Enviada em 01/08/2020

Como reflexo de um sistema patriarcal que vigorou por quase toda a história brasileira, a masculinizarão do esporte, no Brasil, se mostra muito presente nos dias atuais, assim contribuindo para persistência do machismo e para a desvalorização da mulher no meio esportivo. Dentre tantos fatores relevantes, destacam-se: a depreciação do futebol feminino e a influencia do sistema capitalista.

Primeiramente, como consequência de uma sociedade machista, o futebol brasileiro – considerado uma das principais paixões nacional - é visto por uma grande parcela da população como uma modalidade exclusivamente masculina. Nesse contexto, o decreto originado da CND (Conselho nacional de desporto) originado no seculo XX e que tinha como objetivo limitar a participação feminina nos esportes - principalmente no futebol - vigorou por quase 40 anos. Evidencia-se, portanto, que, dentre os principais esportes praticados no Brasil, o futebol feminino, se tornou um índice de exclusão social.

Por outro lado, de acordo com os sociólogos da escola de Frankfurt, a cultura tornou-se um instrumento voltado para a obtenção de lucros. Nesse sentido, por conta da persistência do machismo e da mercantilização da cultura, a indústria desportiva feminina acaba sendo pouco valorizada e consequentemente menos rentável que a masculina. Dessa forma, constata-se, que o favorecimento do desporto masculino, atestado pela óptica Frankfurtiana, impede a valorização do esporte feminino no Brasil.
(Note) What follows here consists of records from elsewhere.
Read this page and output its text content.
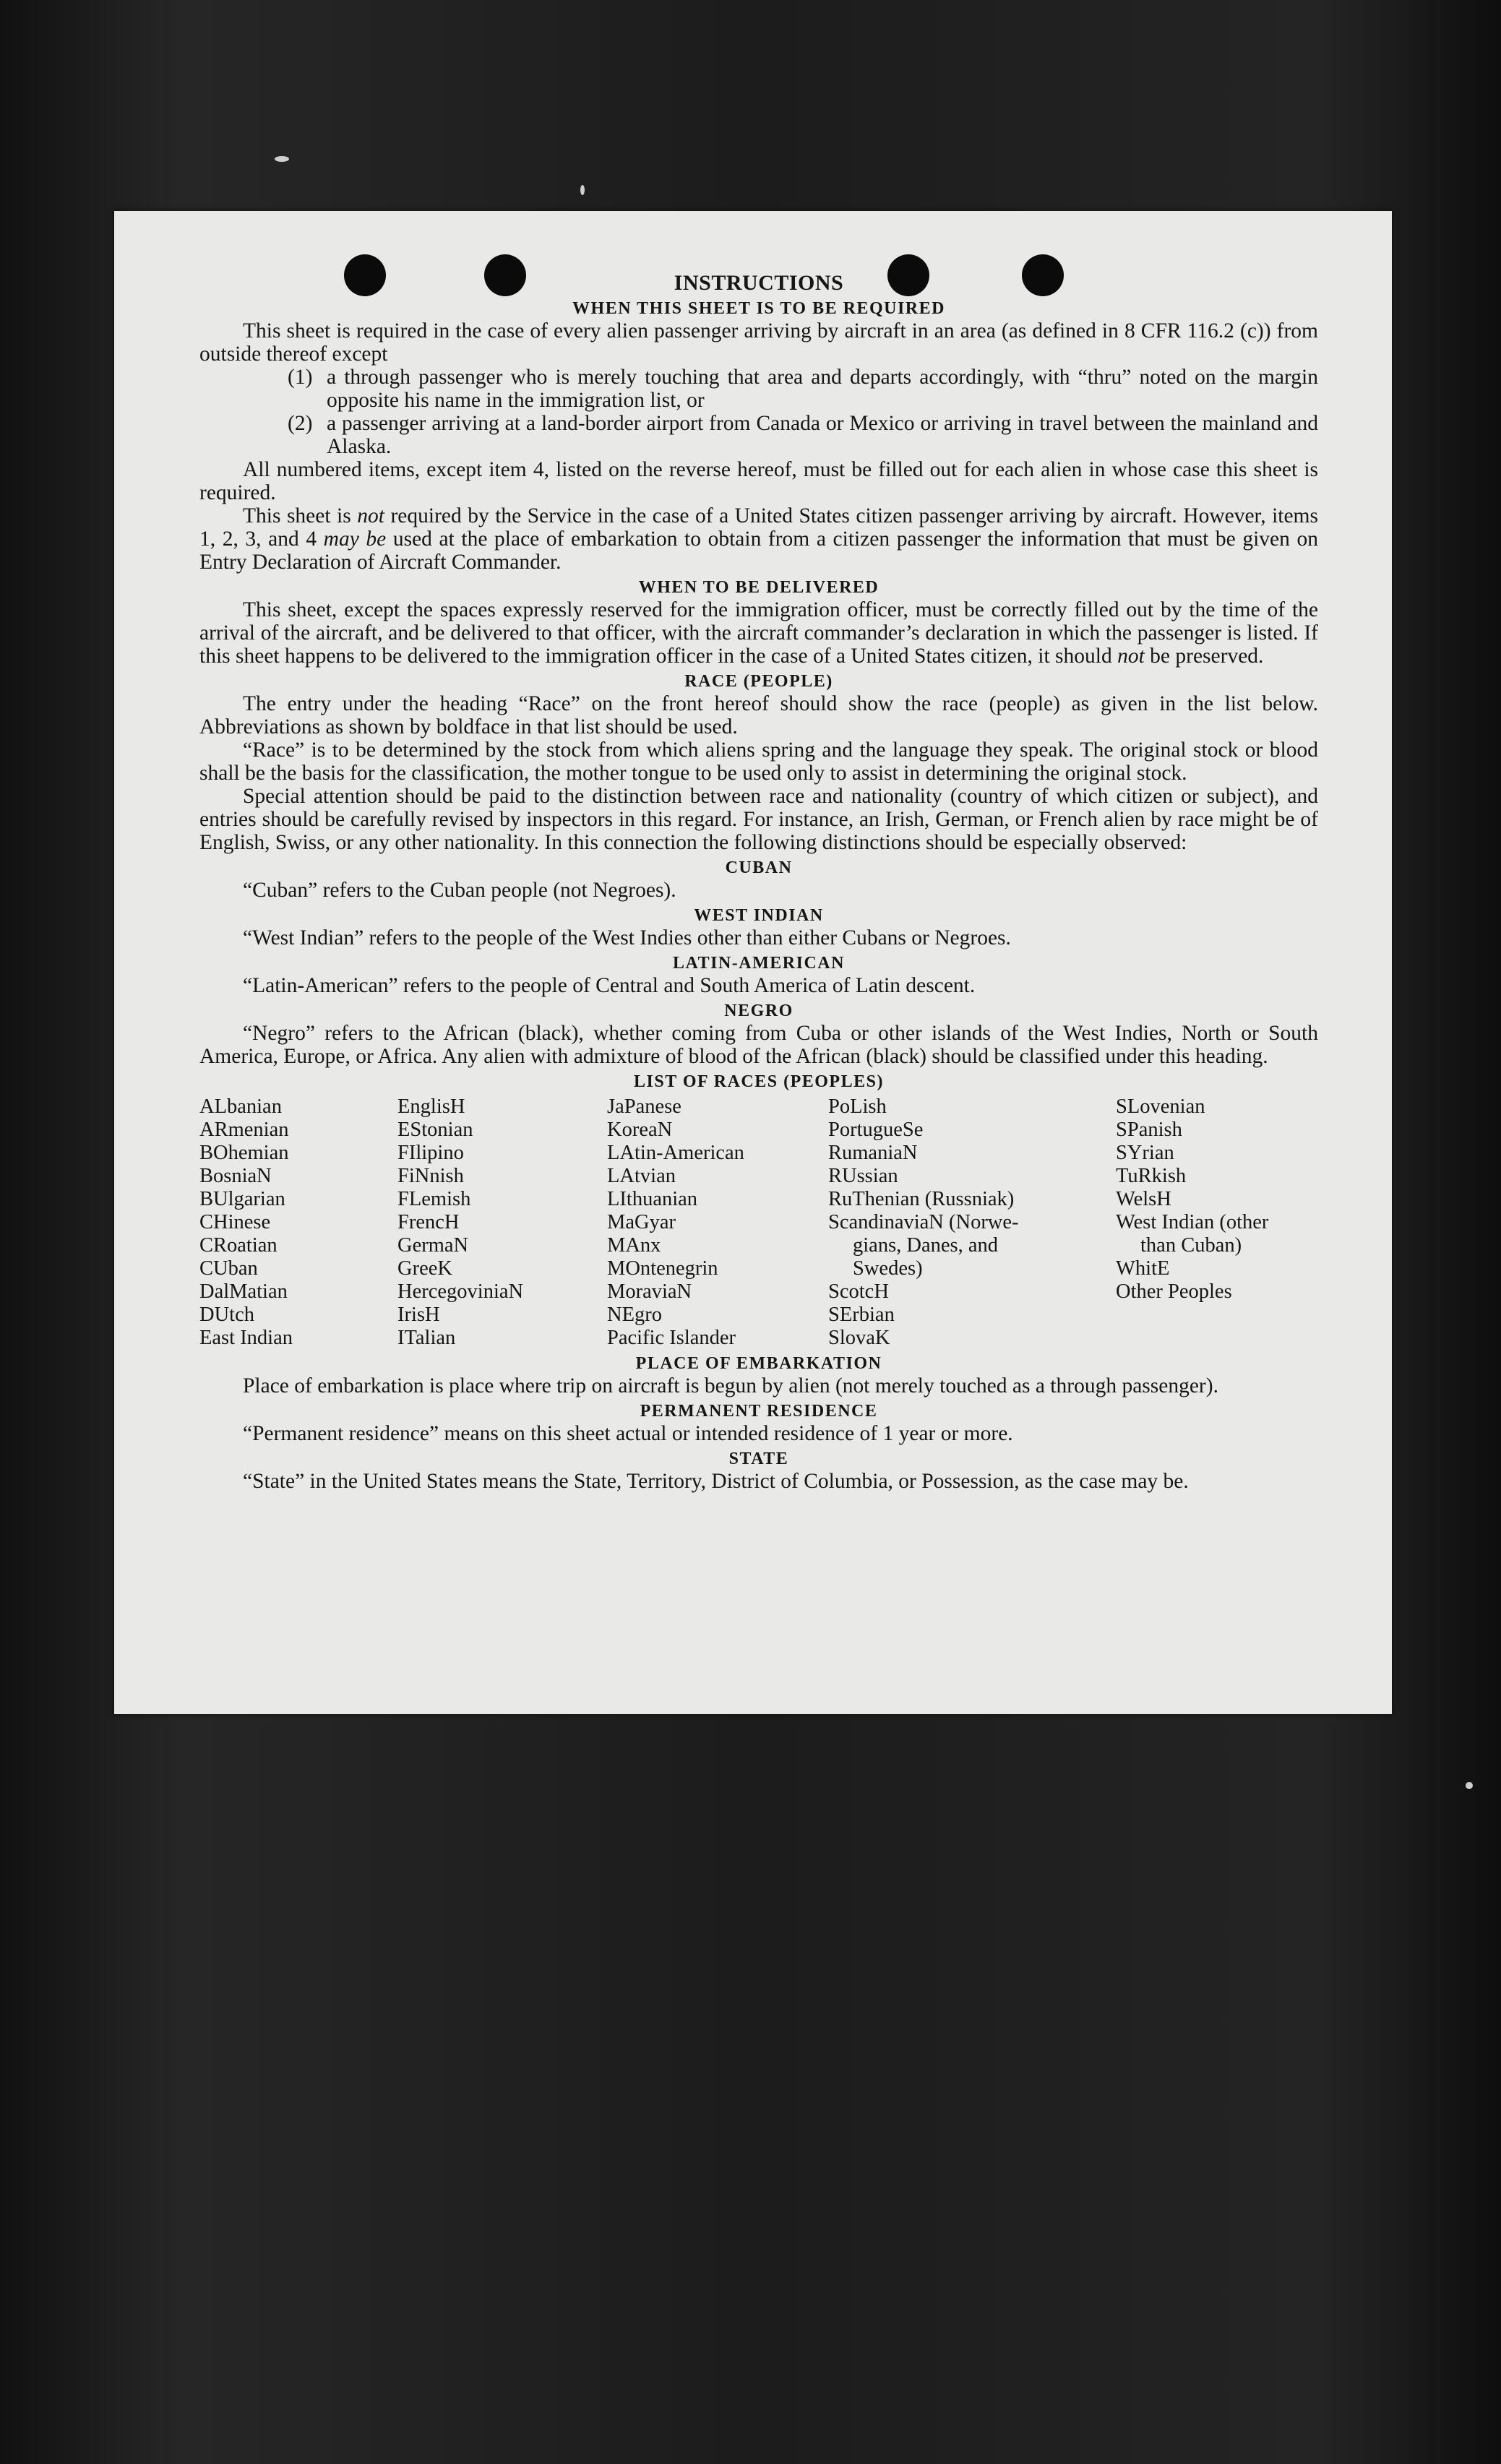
INSTRUCTIONS
WHEN THIS SHEET IS TO BE REQUIRED
This sheet is required in the case of every alien passenger arriving by aircraft in an area (as defined in 8 CFR 116.2 (c)) from outside thereof except
(1) a through passenger who is merely touching that area and departs accordingly, with “thru” noted on the margin opposite his name in the immigration list, or
(2) a passenger arriving at a land-border airport from Canada or Mexico or arriving in travel between the mainland and Alaska.
All numbered items, except item 4, listed on the reverse hereof, must be filled out for each alien in whose case this sheet is required.
This sheet is not required by the Service in the case of a United States citizen passenger arriving by aircraft. However, items 1, 2, 3, and 4 may be used at the place of embarkation to obtain from a citizen passenger the information that must be given on Entry Declaration of Aircraft Commander.
WHEN TO BE DELIVERED
This sheet, except the spaces expressly reserved for the immigration officer, must be correctly filled out by the time of the arrival of the aircraft, and be delivered to that officer, with the aircraft commander’s declaration in which the passenger is listed. If this sheet happens to be delivered to the immigration officer in the case of a United States citizen, it should not be preserved.
RACE (PEOPLE)
The entry under the heading “Race” on the front hereof should show the race (people) as given in the list below. Abbreviations as shown by boldface in that list should be used.
“Race” is to be determined by the stock from which aliens spring and the language they speak. The original stock or blood shall be the basis for the classification, the mother tongue to be used only to assist in determining the original stock.
Special attention should be paid to the distinction between race and nationality (country of which citizen or subject), and entries should be carefully revised by inspectors in this regard. For instance, an Irish, German, or French alien by race might be of English, Swiss, or any other nationality. In this connection the following distinctions should be especially observed:
CUBAN
“Cuban” refers to the Cuban people (not Negroes).
WEST INDIAN
“West Indian” refers to the people of the West Indies other than either Cubans or Negroes.
LATIN-AMERICAN
“Latin-American” refers to the people of Central and South America of Latin descent.
NEGRO
“Negro” refers to the African (black), whether coming from Cuba or other islands of the West Indies, North or South America, Europe, or Africa. Any alien with admixture of blood of the African (black) should be classified under this heading.
LIST OF RACES (PEOPLES)
ALbanian
ARmenian
BOhemian
BosniaN
BUlgarian
CHinese
CRoatian
CUban
DalMatian
DUtch
East Indian
EnglisH
EStonian
FIlipino
FiNnish
FLemish
FrencH
GermaN
GreeK
HercegoviniaN
IrisH
ITalian
JaPanese
KoreaN
LAtin-American
LAtvian
LIthuanian
MaGyar
MAnx
MOntenegrin
MoraviaN
NEgro
Pacific Islander
PoLish
PortugueSe
RumaniaN
RUssian
RuThenian (Russniak)
ScandinaviaN (Norwe-
gians, Danes, and
Swedes)
ScotcH
SErbian
SlovaK
SLovenian
SPanish
SYrian
TuRkish
WelsH
West Indian (other
than Cuban)
WhitE
Other Peoples
PLACE OF EMBARKATION
Place of embarkation is place where trip on aircraft is begun by alien (not merely touched as a through passenger).
PERMANENT RESIDENCE
“Permanent residence” means on this sheet actual or intended residence of 1 year or more.
STATE
“State” in the United States means the State, Territory, District of Columbia, or Possession, as the case may be.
Portanto, parafraseando Platão em seu texto “A Alegoria da Caverna, é necessário que o Governo saia da caverna, que crie parcerias com o CND, de modo que melhore a escola brasileira de futebol feminino, objetivando dar visibilidade para essa modalidade que tanto influencia a nação. Desse modo, só assim será possível a criação de uma sociedade ausentada de machismo e que a participação de mulheres no esporte não seja mais um medidor de exclusão.